Both McMorris and Jaiden suffered injuries.

The workers' compensation commissioner for New Haven found McMorris' injuries to be compensable, and a Review Board panel upheld this decision last November.

The Police Department then sought judicial review, arguing McMorris' accident should not be compensable pursuant to General Statutes Section 31-275(1)(E)(ii).

Section 31-275(1)(E)(ii) carves out an exception to the coverage afforded to portal-to-portal workers. It provides that a personal injury will not be deemed to arise out of the employment if the injury is sustained at the portal-to-portal worker's home, and while the employee is engaged in "a preliminary act or acts in preparation for work."

The Department argued that McMorris was engaged in a "preliminary act" of dropping his children off, in preparation for coming to work.

The Appellate Court reasoned that Section 31-275(1)(E)(ii) was inapplicable to McMorris, since his accident had not happened while he was at home.

"Section 31-275(1)(E) is two-pronged and injuries are not compensable only if both prongs of the statute are met," the court said. Since the department conceded that McMorris' accident happened after he had left his home and was on his way to work, the court said this concession was fatal to its argument.

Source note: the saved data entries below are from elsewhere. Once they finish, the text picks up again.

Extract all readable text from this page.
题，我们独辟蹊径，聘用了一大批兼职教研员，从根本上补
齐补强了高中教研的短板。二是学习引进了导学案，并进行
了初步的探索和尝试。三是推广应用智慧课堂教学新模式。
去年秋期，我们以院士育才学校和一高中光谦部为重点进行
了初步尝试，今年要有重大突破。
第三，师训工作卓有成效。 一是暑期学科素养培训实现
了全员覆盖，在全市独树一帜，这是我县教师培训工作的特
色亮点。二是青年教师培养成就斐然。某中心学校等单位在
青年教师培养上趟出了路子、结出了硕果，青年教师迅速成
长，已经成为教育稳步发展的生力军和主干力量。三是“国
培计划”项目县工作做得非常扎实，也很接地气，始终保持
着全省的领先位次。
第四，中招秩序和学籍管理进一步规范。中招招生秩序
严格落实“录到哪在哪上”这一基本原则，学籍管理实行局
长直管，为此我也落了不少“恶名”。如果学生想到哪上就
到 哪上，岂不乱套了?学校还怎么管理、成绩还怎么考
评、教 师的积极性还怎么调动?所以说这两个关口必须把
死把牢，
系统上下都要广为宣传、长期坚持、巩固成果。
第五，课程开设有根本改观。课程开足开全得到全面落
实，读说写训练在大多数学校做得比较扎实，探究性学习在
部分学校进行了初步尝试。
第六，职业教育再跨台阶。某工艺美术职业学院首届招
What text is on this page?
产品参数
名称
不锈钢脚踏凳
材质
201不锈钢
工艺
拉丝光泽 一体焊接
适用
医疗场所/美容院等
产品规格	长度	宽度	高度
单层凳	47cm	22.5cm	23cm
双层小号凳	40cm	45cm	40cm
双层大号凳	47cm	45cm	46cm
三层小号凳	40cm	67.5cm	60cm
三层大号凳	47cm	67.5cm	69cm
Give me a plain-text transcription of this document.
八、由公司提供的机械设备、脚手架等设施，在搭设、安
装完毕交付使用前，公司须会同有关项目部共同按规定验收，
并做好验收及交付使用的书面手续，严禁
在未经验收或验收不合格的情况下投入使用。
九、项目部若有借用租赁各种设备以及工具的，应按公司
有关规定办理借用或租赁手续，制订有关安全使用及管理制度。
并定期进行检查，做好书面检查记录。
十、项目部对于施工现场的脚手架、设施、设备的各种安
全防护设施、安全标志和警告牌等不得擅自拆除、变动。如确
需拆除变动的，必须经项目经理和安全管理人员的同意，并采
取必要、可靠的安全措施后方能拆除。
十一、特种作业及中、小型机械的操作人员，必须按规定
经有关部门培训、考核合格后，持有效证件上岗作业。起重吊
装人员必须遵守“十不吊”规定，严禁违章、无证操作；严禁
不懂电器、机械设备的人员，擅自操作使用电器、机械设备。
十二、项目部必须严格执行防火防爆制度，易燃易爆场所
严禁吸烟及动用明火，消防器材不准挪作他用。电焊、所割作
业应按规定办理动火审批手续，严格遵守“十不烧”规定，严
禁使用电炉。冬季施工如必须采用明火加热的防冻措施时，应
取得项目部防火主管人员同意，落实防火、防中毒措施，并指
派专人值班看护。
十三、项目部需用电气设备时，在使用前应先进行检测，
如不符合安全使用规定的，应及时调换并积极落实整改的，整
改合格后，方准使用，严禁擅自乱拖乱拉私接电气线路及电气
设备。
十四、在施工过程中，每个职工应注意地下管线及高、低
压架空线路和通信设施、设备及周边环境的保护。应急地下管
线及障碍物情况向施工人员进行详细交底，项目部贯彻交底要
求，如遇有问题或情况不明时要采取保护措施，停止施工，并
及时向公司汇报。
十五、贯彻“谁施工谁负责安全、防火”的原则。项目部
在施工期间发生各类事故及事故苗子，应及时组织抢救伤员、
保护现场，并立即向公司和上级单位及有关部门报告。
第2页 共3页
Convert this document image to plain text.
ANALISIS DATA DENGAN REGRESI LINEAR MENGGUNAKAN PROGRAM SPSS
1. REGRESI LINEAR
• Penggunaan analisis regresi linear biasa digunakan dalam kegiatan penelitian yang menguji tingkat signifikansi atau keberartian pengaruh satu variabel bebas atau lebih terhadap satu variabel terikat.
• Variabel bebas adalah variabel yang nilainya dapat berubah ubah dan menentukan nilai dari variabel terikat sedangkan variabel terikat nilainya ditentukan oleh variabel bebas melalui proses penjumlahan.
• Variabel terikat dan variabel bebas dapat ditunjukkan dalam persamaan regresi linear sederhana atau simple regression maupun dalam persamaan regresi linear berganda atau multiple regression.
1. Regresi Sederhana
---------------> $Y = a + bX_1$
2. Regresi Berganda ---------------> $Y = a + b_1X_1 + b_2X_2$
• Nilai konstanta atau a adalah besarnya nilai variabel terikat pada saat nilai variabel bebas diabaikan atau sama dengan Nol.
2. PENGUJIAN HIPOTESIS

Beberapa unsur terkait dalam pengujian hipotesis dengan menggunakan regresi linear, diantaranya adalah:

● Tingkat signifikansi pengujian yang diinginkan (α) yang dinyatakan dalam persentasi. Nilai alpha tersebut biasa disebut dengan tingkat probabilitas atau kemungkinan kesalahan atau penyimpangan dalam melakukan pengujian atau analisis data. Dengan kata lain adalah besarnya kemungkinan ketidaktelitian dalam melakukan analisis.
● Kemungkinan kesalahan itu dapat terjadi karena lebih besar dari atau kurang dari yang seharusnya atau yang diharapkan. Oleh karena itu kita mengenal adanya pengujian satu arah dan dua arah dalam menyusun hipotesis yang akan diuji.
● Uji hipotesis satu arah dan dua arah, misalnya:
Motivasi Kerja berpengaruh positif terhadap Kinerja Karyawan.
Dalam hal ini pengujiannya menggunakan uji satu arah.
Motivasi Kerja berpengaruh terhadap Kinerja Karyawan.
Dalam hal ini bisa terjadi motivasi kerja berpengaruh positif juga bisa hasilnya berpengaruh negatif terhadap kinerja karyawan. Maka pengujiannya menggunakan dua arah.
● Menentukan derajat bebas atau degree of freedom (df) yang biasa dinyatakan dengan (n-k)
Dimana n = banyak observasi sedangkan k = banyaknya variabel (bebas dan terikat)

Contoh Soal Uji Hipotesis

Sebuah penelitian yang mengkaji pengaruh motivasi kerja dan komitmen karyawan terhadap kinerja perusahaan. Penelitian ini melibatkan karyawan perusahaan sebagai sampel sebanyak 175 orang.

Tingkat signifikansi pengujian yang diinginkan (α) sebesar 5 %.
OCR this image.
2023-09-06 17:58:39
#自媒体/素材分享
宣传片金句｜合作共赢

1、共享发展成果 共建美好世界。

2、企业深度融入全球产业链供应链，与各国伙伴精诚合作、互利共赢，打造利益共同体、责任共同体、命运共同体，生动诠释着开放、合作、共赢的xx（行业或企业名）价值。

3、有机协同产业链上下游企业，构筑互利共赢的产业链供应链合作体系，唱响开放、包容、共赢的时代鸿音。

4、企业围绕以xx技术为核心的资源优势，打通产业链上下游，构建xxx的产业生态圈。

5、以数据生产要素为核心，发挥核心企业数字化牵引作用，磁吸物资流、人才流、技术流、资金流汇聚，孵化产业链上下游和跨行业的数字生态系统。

The court said it couldn't consider McMorris' plan to stop at the day care center a "significant deviation from his work route" either. The Appellate Court reasoned that McMorris' act of driving his kids to day care was "inconsequential relative to his job duties."

Those interviewed by WorkCompCentral reporter Sherri Okamoto commented that while they thought it was unusual for the Department to appeal since the law is fairly well settled in Connecticut, the decision clarifies that doing two things at once is not necessarily a deviation, but that "you have to really take yourself out of the course of action that benefits the employer" to lose the protection of the comp system.

Those interviewed also commented that these facts might not work in neighboring New Jersey.

Had McMorris "been in New Jersey, picking up some nice New Jersey bagels," then the "substantial deviation" argument might have worked, said Lawrence Morizio of Cousins, Desrosiers & Morizio, a claimants' attorney and chairman of the Connecticut Bar Association's Workers' Compensation Section.

There was no commentary about a donut deviation exception though.

The case is McMorris v. City of New Haven Police Department.